Why would the tomb be mentioned in all four Gospels? Matthew and Luke used Mark as a source (discussed in White, Scripting Jesus, as well as in many of Bart Ehrman's books), so their mention of an empty tomb isn't so much of a mystery. John is a different case, for many scholars had thought for a long time that John was totally independent. However, as White discusses in "Scripting Jesus" and others have demonstrated, even the author of John was familiar with other gospels (he was familiar with Luke and possibly Mark). See Pages 58-60, Andrew Gregory, The reception of Luke and Acts in the period before Irenaeus, as well as page 54, John Amedee Bailey, The Traditions Common to the Gospels of Luke and John.

"It's my understanding that when certain things are multiply attested in the gospels, that means they are likely based on something true."

That's the "Criterion of Multiple Attestation". If you look it up on Wikipedia, you'll find a pretty decent article on it and the problems with it. I know, I know, Wikipedia is not a scholarly source, but the article does a nice job of summarizing the logical issues with the criterion, and it offers some useful references (such as to Stanley Porter's book "The Problem of the Criteria").

Steven Carr said...

"It's my understanding that when certain things are multiply attested in the gospels, that means they are likely based on something true."
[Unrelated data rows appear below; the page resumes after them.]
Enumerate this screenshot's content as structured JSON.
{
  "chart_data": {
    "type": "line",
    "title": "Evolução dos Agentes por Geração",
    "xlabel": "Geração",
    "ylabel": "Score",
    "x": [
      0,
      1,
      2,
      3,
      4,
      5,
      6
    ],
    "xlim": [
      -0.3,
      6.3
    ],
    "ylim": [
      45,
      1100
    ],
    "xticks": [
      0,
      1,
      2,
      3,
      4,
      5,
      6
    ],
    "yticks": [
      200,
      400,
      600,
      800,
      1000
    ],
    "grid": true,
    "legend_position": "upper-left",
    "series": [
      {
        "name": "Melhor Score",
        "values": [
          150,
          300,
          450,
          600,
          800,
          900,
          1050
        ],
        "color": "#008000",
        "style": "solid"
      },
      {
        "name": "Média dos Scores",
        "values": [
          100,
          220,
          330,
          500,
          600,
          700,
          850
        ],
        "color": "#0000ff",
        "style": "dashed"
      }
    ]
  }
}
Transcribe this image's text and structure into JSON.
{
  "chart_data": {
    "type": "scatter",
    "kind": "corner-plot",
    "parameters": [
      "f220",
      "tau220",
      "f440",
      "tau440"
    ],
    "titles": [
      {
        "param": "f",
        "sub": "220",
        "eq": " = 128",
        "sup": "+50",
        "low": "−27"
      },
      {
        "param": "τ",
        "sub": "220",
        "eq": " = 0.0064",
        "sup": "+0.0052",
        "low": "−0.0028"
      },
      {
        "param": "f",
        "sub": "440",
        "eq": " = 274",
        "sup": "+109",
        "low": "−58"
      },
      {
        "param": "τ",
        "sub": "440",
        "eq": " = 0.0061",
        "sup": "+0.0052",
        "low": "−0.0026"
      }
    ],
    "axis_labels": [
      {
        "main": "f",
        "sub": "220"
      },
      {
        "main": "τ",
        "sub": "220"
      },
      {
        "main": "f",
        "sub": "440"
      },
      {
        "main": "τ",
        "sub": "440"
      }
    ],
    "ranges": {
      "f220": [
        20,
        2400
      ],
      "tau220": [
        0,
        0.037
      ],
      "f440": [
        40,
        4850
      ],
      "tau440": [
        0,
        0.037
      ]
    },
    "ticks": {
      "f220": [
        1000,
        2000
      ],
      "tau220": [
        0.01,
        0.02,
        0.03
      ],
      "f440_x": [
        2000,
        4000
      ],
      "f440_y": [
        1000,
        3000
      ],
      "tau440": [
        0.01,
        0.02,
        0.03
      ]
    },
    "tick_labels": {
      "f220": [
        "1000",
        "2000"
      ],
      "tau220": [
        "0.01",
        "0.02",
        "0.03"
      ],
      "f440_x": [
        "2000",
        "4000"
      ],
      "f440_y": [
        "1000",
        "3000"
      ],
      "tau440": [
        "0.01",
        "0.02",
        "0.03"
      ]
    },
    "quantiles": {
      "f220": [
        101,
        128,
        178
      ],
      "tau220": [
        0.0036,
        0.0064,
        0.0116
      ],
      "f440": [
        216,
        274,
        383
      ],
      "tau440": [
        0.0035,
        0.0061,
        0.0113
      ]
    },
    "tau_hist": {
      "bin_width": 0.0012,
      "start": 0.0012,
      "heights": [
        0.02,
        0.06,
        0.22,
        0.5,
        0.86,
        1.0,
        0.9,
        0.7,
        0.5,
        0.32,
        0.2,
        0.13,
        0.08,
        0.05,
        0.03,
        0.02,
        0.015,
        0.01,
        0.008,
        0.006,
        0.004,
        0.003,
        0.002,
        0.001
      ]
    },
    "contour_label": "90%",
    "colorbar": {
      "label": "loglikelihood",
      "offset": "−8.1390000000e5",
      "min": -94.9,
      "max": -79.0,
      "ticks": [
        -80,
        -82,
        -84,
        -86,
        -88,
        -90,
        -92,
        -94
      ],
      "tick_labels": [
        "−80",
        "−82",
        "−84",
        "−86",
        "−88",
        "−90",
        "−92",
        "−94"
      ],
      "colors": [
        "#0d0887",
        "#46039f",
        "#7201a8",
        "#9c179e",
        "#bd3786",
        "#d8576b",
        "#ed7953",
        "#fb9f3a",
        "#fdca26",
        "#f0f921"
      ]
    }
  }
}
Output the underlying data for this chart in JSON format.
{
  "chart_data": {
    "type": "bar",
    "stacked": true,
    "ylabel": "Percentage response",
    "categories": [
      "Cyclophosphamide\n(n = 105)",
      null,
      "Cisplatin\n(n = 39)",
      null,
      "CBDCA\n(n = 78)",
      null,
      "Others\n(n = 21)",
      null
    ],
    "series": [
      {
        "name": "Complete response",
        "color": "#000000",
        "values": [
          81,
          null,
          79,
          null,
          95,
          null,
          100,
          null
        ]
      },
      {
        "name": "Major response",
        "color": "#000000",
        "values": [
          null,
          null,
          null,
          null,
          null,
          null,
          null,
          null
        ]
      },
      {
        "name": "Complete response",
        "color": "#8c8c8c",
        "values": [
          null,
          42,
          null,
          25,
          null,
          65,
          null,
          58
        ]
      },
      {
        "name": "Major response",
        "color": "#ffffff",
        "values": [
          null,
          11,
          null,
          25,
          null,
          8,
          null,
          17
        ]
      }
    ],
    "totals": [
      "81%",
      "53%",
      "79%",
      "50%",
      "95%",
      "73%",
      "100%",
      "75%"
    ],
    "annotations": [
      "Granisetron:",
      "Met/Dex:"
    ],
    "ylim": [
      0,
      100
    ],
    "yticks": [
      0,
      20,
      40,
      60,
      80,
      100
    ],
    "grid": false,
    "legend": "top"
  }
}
The old , if 4 Scientologists sasys something, then it must be true argument.

asuwakan said...

AIGbusted, eheffa,

Thanks for pointing all of that out. Clearly I still have a lot to learn. I'm still digging through the evidence and examining my former faith. It's a fascinating journey so far. Oh, by the way, there's a quote I found that relates to the post here. It's from Maurice Casey's new book, Jesus of Nazareth: "Their [the apostles'] belief did not require an empty tomb for its verification, partly because the normative modes of verification were dreams or visions and scripture... thus we find in our earliest sources that it is precisely resurrection appearances and the witness of scripture that are put forward as proofs... it must be inferred that the story of the empty tomb is secondary."